Catherine Temma Davidson is a novelist, essayist, poet, and teacher of writing who grew up in Los Angeles and settled in London. Our conversation delves into Catherine’s creative process as well as her exploration of how culture shapes one’s worldview and what happens when we cross cultures. Catherine talks about the multicultural environment in which she was raised, her comfort with the “mixed mezze” approach, and why it is that she feels more Californian living in London than she ever did while she was living in the United States. Catherine also gives us a glimpse into the autobiographical novel on which she is currently working and discusses why—in the aftermath of Brexit—she has come to feel more connected to a larger community in England.

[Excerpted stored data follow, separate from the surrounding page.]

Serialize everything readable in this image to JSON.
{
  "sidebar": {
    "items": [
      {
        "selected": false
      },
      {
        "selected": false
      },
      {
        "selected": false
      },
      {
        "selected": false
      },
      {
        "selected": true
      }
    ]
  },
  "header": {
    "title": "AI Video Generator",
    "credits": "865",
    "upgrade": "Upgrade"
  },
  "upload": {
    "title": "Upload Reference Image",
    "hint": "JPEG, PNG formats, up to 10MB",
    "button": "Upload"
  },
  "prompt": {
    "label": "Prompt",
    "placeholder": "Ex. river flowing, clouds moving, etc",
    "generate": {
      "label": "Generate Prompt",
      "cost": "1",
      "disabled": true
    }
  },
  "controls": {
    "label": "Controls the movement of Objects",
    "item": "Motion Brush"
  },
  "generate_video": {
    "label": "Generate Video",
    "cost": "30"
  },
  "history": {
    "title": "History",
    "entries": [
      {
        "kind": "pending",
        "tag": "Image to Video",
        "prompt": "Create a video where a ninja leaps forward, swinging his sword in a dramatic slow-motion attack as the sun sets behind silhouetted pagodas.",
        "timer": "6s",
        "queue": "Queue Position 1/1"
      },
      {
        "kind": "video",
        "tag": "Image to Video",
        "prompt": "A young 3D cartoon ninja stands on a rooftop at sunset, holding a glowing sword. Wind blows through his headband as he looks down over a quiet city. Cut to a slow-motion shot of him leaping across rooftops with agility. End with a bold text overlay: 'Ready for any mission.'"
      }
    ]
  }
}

Syrie James is the author of nine critically acclaimed novels, as well as a screenwriter. Our conversation explores Syrie’s creative process, which involves a deep immersion in the lives of the real women writers who are the heroines of some of her most successful novels. Steeped in research about the lives and times of her characters as well as an abiding belief in the power of romantic relationships, Syrie’s novels explore the inner lives of the women at their center. Her novels about the writers Jane Austen and Charlotte Bronte explore what inspired these mother’s of the novel to write. In our conversation I attempt to turn this question on my guest to explore the story behind the story in her work.
Today’s episode marks an ending of sorts and a new beginning. It is a lacuna, an interval, a gap. One door is closing and another opens. Today’s episode is the space between the Real Cancer podcast and the REAL podcast.
REAL will continue to feature conversations with individuals who‘ve faced the humbling encounter with reality that is cancer, and it will also explore other ways in which we engage with reality in the lives we live. REAL will broaden out the focus, exploring each week—through conversations with creative people of every type—the biggest questions we face in life: What does it feel like to be alive? How can we live meaningfully? Given the complexity of life—good and bad, hard and easy, exhilarating and depressing—how do we get on with living?